Le lendemain matin à 8 heures 1/2, je trouvais tous les signes précurseurs de la mort : sens obtus, état soporeux, yeux ternes, chassieux, respiration haute, pouls incapable d'être compté, tant les battements étaient fréquents et irréguliers : même état de la peau, quoique les papules fussent plus saillantes. Je n'ai jamais observé une plus grande confluence, ni éprouvé une sensation de chaleur à la main plus forte en touchant un malade ; point d'autres changements notables. Je couvris moi-même L... de compresses. Il sortit de sa torpeur pour témoigner combien il était soulagé, ajoutant que les linges se réchauffaient beaucoup trop vite. Je recommandai vainement de proportionner les soins au danger et de renouveler souvent les linges. Qu'on juge si cela fut fait : il ne fut pas dépensé deux litres d'eau blanche en dix heures.

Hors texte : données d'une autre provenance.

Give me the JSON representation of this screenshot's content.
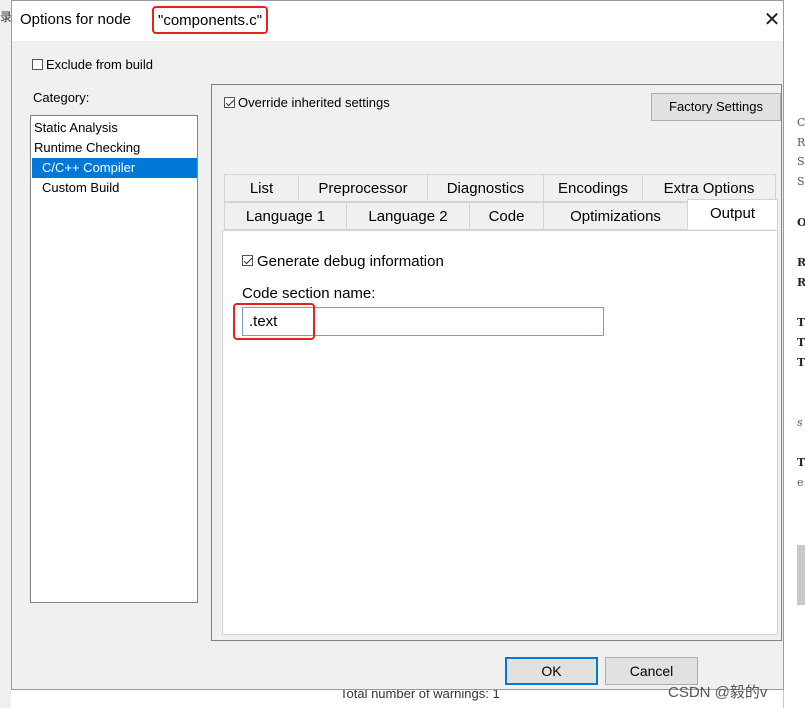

À six heures du soir, j'appris que c'était moi qui, en le mouillant, lui avais arraché la dernière plainte. La respiration était stertoreuse, les yeux fixes, les pupilles contractées, la face vultueuse, les extrémités pâles ; la rougeur allait décroissant du corps aux extrémités. Il y avait eu encore une quantité considérable de boisson donnée : le pouls était moins serré, plein. Je titillai la luette et déterminai un vomissement considérable. - Potion éthérée, saignée ; trois heures après, le malheureux avait cessé de vivre."
"Le premier cas fut celui d'un nommé G..., taillandier à Reugny, âgé de cinquante-huit à soixante ans ; ce malade souffrait depuis longtemps d'une sciatique chronique. Les premiers accès se caractérisent par une grande aggravation de sa douleur ; il avait donc une véritable sciatique intermittente double tierce. On lui conseilla un purgatif énergique. Dès ce moment, sa sciatique intermittente fut remplacée par une hémorrhagie intestinale, également intermittente et, quand je fus appelé, il y avait déjà quelques heures que le troisième grand accès avait cessé. J'eus à constater seulement la quantité de sang qui avait été rendu. Je me hâtai d'administrer du quinquina, tout en témoignant la crainte que son administration fût trop tardive. Cette révélation ne fût pas inutile pour mon crédit naissant ; car, à l'heure indiquée pour l'accès suivant, G... mourut comme frappé par la foudre en évacuant du sang et de la lavure de chair."

Sources : 
- J.-F. Miquel, Lettres d'un vétéran de l'école de Bretonneau, Tours, Imprimerie Nouvelle, 1867.